Nor did the new government leaders destroy the art deco buildings along the Bund on the waterfront. Now, cadres, rich Chinese businessmen and multinationals are moving into many of these colonial-style buildings.

But for every one building saved, another is razed. And the old Chinese neighborhoods of two-story houses along narrow streets are increasingly replaced by high rises.

The reason for the rapid change in Shanghai is, of course, China's growing economy. It expanded an estimated 8 percent in 2002, on top of gross domestic product growth of 7.3 percent in 2001 and 8 percent in 2000. Compare those figures with the declining world economy during that time.

Those are gains that continue to draw western companies to China, primarily to Shanghai and Beijing. Shanghai's economy alone alone surged by 10.9 percent in 2002.

Although that growth spells opportunity, there are significant concerns, too: The nation's budget deficit is growing, and its exports will likely taper given that both the U.S. and the Japanese economies -- China's biggest markets -- are struggling. Also a banking crisis looms.

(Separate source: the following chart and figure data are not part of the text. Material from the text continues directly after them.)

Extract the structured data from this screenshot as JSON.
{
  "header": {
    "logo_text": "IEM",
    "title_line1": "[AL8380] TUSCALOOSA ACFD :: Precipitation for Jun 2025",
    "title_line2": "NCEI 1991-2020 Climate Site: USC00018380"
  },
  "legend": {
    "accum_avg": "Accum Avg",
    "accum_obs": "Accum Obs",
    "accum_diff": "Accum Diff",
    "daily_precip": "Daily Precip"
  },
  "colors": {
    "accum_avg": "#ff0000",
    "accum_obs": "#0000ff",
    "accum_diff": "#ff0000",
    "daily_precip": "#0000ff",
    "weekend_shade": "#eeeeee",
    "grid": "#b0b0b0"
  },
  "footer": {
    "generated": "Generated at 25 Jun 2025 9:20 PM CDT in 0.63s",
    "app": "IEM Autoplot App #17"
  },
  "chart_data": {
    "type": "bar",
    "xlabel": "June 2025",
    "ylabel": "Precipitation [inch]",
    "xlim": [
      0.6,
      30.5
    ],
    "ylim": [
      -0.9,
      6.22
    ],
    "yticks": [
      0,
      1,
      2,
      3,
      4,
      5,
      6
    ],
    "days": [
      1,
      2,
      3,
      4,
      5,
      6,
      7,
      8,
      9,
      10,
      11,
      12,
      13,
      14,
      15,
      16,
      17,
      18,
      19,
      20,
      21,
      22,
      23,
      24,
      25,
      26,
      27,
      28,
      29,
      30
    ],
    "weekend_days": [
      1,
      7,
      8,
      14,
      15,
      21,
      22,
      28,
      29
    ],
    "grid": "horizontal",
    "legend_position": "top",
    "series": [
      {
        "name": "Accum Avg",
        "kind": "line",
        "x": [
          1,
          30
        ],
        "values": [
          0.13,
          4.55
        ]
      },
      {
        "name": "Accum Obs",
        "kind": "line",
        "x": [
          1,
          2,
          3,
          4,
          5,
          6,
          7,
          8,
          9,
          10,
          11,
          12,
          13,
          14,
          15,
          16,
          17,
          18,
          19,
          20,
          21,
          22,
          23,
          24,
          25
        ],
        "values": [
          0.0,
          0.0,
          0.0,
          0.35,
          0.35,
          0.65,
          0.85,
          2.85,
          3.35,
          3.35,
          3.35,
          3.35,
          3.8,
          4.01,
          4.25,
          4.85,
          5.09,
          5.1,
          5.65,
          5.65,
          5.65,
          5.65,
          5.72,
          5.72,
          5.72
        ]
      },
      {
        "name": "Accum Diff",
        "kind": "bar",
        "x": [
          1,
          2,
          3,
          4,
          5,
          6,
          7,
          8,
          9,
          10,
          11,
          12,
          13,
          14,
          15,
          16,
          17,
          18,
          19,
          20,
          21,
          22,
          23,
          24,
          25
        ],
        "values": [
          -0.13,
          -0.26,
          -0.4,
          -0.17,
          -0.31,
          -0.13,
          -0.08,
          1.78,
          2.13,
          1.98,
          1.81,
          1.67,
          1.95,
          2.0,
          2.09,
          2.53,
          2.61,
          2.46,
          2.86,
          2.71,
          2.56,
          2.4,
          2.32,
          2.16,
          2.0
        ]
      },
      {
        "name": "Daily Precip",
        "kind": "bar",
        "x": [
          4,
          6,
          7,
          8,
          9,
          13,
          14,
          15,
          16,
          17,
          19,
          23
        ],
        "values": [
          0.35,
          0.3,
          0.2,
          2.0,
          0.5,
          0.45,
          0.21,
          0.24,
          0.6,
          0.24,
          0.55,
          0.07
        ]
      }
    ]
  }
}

Still, the Chinese Dream is far from dim. Many of the people who are plunging into the scene on the mainland are the Old China Hands of Hong Kong. Brits mostly, these executives have spent the past five, 10 or 20 years in what is now known as the Special Administrative Region.

A prime reason for the shift of interest and capital to Shanghai is that Hong Kong's economy in 2002 posted record unemployment, record personal bankruptcies and the ensuing cultural phenomena that often go hand-in-hand with financial woes: record divorce and suicide rates.

The result in Shanghai, however, is a city dancing with the delight of being the "it" town.

You cannot miss them: Shanghainese businessmen and Mandarin-speaking Western entrepreneurs who know their way around China are finalizing deals that leave all involved smiling, on their way to Face.

-- Liam McMillan is a freelance journalist who lives in Hong Kong.